大学医局の凋落…はじまった若手医師の「大脱走」
これまでの時代、特に産婦人科や小児科では医師同士「俺、今月は月8回の当直(翌日も普通に働く36時間勤務)だぜ」とか「俺は、土曜日から月曜日の夜まで、外のA病院の日当直から、B病院に外勤を経て大学勤務で、家に帰ってないぜ」などという時代錯誤な武勇伝を語っていましたが、これらは過去の産物となります。
なぜ、大学病院の勤務医はこのような勤務を強いられるのでしょうか? それは、大学病院からの給料が薄給であり、アルバイトをしないと生活を維持することができないからです。
若手医師は一般的に、助教・後期研修医枠として月給25~30万円が支給されていますが、週に1日(午前・午後)に医局公認のアルバイトが許可されています。

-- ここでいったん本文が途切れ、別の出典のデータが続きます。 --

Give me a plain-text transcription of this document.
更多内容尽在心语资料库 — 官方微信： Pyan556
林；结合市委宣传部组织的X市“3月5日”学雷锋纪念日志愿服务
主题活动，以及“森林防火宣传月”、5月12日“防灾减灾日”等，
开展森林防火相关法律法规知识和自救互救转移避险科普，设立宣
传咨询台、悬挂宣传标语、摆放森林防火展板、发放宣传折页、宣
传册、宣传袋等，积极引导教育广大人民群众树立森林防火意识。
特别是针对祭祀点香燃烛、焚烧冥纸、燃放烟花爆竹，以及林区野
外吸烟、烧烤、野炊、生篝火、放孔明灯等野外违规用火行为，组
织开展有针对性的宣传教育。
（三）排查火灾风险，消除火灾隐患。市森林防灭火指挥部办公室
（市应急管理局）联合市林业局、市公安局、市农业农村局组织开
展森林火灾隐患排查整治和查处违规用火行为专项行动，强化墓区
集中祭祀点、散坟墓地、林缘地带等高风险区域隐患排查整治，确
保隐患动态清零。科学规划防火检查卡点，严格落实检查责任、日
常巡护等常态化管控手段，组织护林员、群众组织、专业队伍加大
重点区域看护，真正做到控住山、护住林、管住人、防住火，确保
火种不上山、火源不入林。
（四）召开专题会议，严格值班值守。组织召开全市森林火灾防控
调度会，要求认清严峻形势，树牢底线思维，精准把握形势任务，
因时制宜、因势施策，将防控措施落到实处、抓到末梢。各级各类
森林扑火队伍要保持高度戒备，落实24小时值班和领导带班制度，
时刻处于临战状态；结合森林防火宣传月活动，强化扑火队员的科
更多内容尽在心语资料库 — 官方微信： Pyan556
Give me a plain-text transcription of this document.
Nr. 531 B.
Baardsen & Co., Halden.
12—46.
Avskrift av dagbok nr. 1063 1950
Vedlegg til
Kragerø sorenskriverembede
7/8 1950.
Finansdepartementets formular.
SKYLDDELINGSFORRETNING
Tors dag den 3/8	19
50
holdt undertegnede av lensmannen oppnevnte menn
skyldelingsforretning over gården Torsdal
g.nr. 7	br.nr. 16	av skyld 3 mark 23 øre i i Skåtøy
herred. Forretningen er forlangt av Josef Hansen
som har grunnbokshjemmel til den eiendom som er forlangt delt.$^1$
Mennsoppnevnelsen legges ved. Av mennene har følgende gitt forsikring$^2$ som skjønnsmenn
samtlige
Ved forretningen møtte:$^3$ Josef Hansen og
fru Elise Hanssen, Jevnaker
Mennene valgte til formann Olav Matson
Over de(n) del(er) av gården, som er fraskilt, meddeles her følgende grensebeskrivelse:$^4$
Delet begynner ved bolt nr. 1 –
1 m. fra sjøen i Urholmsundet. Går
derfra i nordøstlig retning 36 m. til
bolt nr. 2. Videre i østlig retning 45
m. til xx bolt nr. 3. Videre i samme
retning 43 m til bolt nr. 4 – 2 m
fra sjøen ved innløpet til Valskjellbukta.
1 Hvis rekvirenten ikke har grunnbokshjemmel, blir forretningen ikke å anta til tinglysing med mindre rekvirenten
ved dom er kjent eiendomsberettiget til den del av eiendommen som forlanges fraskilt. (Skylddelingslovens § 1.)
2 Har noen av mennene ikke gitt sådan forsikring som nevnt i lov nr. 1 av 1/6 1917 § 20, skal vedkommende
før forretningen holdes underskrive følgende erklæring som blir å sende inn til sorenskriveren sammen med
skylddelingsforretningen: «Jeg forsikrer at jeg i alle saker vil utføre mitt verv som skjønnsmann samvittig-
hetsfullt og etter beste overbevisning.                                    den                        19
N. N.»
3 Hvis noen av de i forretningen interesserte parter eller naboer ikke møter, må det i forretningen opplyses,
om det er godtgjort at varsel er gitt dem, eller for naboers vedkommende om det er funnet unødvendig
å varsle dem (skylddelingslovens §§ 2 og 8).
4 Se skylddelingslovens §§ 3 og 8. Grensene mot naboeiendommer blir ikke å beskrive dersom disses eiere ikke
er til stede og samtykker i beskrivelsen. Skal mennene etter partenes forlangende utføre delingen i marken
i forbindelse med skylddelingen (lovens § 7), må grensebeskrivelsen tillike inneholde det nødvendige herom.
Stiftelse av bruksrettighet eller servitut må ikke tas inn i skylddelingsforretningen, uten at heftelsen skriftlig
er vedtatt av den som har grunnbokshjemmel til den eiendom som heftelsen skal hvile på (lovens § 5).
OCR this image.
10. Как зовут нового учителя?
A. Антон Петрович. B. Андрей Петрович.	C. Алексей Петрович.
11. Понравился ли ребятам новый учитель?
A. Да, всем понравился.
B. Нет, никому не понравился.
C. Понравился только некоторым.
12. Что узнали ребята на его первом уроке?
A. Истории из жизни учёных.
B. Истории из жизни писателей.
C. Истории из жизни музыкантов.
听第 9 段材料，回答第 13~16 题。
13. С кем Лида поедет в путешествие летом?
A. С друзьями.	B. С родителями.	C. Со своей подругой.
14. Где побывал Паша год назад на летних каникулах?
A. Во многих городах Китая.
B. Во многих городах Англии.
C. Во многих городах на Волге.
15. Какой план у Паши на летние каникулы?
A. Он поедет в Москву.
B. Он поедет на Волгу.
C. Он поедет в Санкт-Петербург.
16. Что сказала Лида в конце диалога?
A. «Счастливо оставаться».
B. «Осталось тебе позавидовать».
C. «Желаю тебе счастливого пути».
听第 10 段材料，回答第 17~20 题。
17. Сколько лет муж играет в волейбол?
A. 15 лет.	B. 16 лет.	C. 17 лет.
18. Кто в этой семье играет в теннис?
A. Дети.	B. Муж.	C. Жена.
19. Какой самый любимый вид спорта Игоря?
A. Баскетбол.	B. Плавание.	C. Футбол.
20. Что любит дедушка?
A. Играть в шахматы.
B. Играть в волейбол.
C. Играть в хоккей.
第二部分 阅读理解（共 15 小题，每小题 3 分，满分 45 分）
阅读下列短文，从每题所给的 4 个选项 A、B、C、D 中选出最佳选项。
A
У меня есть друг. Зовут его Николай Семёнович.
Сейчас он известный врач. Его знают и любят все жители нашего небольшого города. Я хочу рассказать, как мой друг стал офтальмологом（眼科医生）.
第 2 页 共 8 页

アルバイトの単価が1コマあたり5万円であり、5万円×2(コマ)×4(週)=40/月万円の収入。これに加えて、大学病院以外の当直のアルバイト(1回当直あたり8万円)を月2回して16万円。これ以外にも自分自身でアルバイトをする医師もいます。
主たる勤務先からの給与は、大学にもよりますがおおよそ年300万円程度、その他の外勤から(40万円+16万円)×12ヵ月=年672万円であり、そのほとんどが、常勤先と比べて時間拘束が圧倒的に少ない「大学外部の勤務」に依存しています。大学からの緊急呼び出し・当直代の支給は雀の涙程度であり、拘束時間と比較してコストパフォーマンスが悪いというのが実情です。
こうした状況で2024年から実施される「働き方改革」が適応される場合、大学病院の超過勤務により外勤をする時間がなくなることから、大幅な収入減少となります。
そのため、これまで権威・キャリア・学位等と引き換えに、若手医師を薄給と過酷な待遇で「こき使っていた」大学医局から、若手医師の大脱走劇が始まっています。
近年でも、2020年から新型コロナウイルス感染症拡大によってしわ寄せを受けた大学病院では、沈みゆく船に(深刻化したブラック労働の現場)に希望を見いだせず、さらに東京女子医科大学病院の実質的な給与削減(同一賃金での実労働時間の延長、あるいは同一勤務時間での実賃金削減)が、その動きを加速させました。